Several years ago, a company called Correlated Magnetic Research introduced to the world the idea of a magnetic field printer with the Mini MagPrinter. It sold for a whopping $45,000, which limited it to businesses and well-funded universities. They eventually changed their company to Polymagnet and now focus on making the magnets themselves. It appears, however, that they’ve refined their printer for a higher resolution. Skip to 2:45 in this video to see the Mini MagPrinter in action. Now skip to 7.25 in this video to see their next generation printer. Now lets figure out how they work.
What We Know
Firstly, you can toss your Kickstarter idea in the recycle bin because they hold several patents for their printer. But that doesn’t mean you can’t make one in your garage or for your hackerspace. Their machine might have cost $45k, but we’d be willing to bet a dozen Raspberry Pi Zeros that you could make one for two orders of magnitude less. But first we need to know how it works. Let’s look at the science first.
The Curie Point
The Curie Point is a temperature where a magnet loses its magnetic field. It is theorized that magnetism arises from the spin and angular momentum of electrons. If you get them lined up correctly, you get a magnet. When you heat the metal past the Curie Point, this alignment gets all messed up and you lose the magnetic properties. And, of course, you can align the atoms back up by introducing the metal to a strong magnetic field.

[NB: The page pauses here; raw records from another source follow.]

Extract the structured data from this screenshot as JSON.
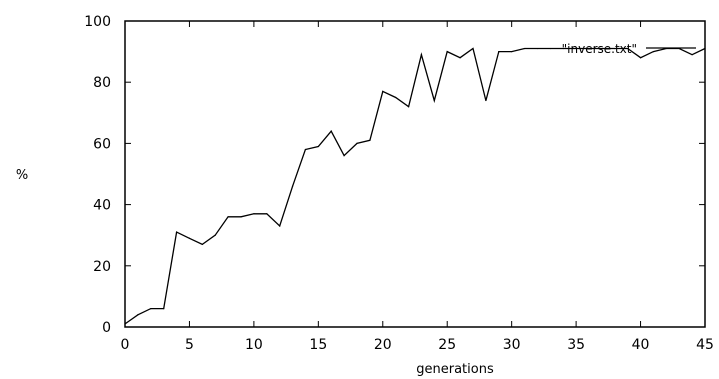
{
  "chart_data": {
    "type": "line",
    "title": "",
    "xlabel": "generations",
    "ylabel": "%",
    "xlim": [
      0,
      45
    ],
    "ylim": [
      0,
      100
    ],
    "xticks": [
      0,
      5,
      10,
      15,
      20,
      25,
      30,
      35,
      40,
      45
    ],
    "yticks": [
      0,
      20,
      40,
      60,
      80,
      100
    ],
    "grid": false,
    "legend_position": "top-right",
    "series": [
      {
        "name": "\"inverse.txt\"",
        "color": "#000000",
        "x": [
          0,
          1,
          2,
          3,
          4,
          5,
          6,
          7,
          8,
          9,
          10,
          11,
          12,
          13,
          14,
          15,
          16,
          17,
          18,
          19,
          20,
          21,
          22,
          23,
          24,
          25,
          26,
          27,
          28,
          29,
          30,
          31,
          32,
          33,
          34,
          35,
          36,
          37,
          38,
          39,
          40,
          41,
          42,
          43,
          44,
          45
        ],
        "values": [
          1,
          4,
          6,
          6,
          31,
          29,
          27,
          30,
          36,
          36,
          37,
          37,
          33,
          46,
          58,
          59,
          64,
          56,
          60,
          61,
          77,
          75,
          72,
          89,
          74,
          90,
          88,
          91,
          74,
          90,
          90,
          91,
          91,
          91,
          91,
          91,
          91,
          91,
          91,
          91,
          88,
          90,
          91,
          91,
          89,
          91
        ]
      }
    ]
  }
}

A Halbach array is created when smaller magnets are arranged so their magnetic fields are focused in a particular direction and cancel out in another direction. The magnets made by the magnetic field printer can be considered Halbach arrays.
How It Works
Everything begins with a blank Neodymium magnet. We’re all familiar with CNC technology, so we’ll focus on the magnetic field printing head itself. Reading through the comments of the original article, many believe that it uses a combination of heating to exceed the Curie Point and a high strength electromagnet to “write” the magnetic field into the blank. However, after looking closely at this patent, it appears this is not the case. There is no heating involved. The printer head consists of “an inductor coil having multiple layers and a hole extending through the multiple layers” and works by “emitting from the inductor coil a magnetic field that magnetizes an area on a surface of the magnetizable material…”. In short, it’s just a strong, local magnetic field.
Make Your Own
Now that you have a basic idea of how to print magnetic fields, you can start working on one of your own design. You already know how to make 3d printers and laser cutters. Just take one of these designs and replace the head with your custom-built magnetic printer head, whip up some software and bring this technology into the open source community. Blank Neodymium magnets and magnetic field viewing film are fairly cheap. First one to print the skull and wrenches logo gets a free t-shirt!